Sunday, February 8, 2015

Magic Cards (programming 15, projects 1)

Who: Baan Pathomtham Grade 5
Where: at school
when: Monday morning for 2 hours

Today, we began to focus on the projects for this term. These are the kids project ideas:
  • Gun and Boongie are both making mazes
  • Win is making a math worksheet game to quiz the younger students in arithmetic
  • Titus is making a version of the memory match game
We plan to follow this agenda for the rest of the term:
  1. New or review concepts
  2. Exercises related to the projects
  3. Project work

New/Review

Today, we integrated this activity with the project exercises. For the future sessions, the three concepts we want to keep discussing are:
  • For loops: the kids are close to mastering these
  • Functions: still some confusion about the essential features, function calls and arguments
  • If statements: introduced this week, but will take more discussion.

Project Exercises

These exercises have several objectives. First, I want to help the students with their projects. Each exercise has at least one idea that can be used directly, or with small modification, in someone's project.

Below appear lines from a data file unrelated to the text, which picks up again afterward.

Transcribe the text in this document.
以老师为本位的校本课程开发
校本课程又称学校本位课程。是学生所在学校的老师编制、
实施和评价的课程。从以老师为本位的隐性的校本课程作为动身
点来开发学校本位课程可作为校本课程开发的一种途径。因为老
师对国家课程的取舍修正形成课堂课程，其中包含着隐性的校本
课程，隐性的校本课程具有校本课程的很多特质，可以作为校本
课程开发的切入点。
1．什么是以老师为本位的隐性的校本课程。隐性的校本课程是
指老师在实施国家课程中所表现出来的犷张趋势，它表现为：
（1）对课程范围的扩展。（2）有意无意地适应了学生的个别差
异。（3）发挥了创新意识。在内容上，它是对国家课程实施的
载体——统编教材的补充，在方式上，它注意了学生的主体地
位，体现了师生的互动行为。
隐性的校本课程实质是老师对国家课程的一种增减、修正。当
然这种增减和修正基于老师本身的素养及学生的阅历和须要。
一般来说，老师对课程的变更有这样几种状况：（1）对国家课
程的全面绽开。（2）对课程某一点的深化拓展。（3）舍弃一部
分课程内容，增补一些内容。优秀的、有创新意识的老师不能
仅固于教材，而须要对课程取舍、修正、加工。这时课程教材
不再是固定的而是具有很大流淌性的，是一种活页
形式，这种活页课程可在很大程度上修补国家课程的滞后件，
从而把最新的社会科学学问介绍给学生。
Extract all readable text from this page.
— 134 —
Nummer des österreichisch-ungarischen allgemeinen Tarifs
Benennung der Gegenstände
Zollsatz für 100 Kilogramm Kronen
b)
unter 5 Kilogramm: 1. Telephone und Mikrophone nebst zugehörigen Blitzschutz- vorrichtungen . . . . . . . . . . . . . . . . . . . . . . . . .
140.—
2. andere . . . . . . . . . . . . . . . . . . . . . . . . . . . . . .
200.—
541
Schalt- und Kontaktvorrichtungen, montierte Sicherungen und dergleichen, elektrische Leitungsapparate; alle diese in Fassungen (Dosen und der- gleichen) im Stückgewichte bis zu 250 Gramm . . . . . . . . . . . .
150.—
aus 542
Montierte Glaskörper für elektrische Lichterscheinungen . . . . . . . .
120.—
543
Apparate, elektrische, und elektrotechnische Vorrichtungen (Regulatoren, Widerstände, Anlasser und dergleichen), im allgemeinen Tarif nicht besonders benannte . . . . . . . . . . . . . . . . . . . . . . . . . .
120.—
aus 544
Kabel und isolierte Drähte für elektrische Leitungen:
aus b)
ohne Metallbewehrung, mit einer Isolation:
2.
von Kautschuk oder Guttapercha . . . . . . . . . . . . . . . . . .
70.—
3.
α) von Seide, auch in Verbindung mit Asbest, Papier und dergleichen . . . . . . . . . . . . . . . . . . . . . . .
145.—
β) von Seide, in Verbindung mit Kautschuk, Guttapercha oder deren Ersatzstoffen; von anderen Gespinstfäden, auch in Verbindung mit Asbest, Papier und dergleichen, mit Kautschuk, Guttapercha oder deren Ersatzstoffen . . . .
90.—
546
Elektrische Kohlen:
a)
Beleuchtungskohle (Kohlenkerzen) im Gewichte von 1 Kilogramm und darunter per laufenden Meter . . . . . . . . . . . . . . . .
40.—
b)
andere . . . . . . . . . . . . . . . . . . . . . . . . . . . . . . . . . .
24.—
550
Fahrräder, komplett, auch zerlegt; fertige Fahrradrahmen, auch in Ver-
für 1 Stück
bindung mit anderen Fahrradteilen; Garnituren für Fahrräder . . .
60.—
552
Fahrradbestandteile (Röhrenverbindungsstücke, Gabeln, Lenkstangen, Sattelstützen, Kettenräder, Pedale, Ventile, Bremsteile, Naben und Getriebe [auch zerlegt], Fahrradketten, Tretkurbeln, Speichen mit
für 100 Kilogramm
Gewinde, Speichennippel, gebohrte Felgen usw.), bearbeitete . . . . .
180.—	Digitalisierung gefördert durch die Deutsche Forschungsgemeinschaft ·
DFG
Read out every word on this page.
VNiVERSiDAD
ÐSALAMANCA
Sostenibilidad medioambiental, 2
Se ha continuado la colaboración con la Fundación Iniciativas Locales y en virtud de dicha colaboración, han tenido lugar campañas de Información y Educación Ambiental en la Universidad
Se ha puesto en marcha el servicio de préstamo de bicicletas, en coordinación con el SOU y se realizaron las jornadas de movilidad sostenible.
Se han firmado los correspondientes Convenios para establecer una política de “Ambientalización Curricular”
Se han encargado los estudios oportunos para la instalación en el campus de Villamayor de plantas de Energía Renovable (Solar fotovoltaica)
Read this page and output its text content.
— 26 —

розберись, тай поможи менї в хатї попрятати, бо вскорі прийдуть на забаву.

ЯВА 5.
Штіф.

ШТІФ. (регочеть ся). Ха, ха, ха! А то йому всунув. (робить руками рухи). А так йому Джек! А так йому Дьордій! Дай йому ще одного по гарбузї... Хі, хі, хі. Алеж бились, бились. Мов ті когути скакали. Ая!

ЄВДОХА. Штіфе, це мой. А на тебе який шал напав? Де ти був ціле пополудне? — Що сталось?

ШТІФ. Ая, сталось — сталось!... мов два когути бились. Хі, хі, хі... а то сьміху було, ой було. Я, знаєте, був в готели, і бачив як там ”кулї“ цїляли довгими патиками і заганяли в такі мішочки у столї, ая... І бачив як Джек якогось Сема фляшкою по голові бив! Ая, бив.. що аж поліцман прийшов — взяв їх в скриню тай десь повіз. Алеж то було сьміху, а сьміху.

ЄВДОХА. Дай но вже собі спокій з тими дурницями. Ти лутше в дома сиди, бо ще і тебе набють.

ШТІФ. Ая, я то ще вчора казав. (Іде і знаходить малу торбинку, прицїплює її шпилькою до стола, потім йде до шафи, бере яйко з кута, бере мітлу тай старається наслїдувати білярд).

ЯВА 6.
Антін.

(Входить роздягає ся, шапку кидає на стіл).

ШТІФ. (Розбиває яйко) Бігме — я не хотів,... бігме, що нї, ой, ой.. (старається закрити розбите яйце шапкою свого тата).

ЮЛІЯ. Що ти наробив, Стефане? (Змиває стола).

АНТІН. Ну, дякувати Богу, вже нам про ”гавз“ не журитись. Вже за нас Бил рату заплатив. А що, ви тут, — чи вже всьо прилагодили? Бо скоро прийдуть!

Second, I wanted them to really understand the concepts in the exercises. This group does best when they have a mix of experimentation, discussion, and explanation. Short snippets of code serve very well to catalyze these. It is also very useful to have them work on some material in common. In particular, during the experimentation, it is nearly guaranteed that at least one of the students will do something that nicely illustrates a critical aspect of the idea they are learning.

Third, I wanted to continue to make sure that everyone would have exposure to the interesting ideas in each project.

Here are student examples of the three exercises:
Clicking done by Boongie

If...Else done by Win

Forever and Turn done by Titus

Project Work

Boongie focused his time on drawing his maze. Gun tried to figure out a way to block the turtle from going through the barriers once he has drawn his maze. Win expanded the if-else pattern from the exercises, introducing variables to his write statements and random values. Titus added mini pictures to the outside of his memory game playing area.

Homework

For the most part, each student has different homework based on their project.
  • Gun and Boongie: draw the outline of the mazes
  • Win: work on how to respond when the player enters an incorrect answer and think about how to loop for multiple questions.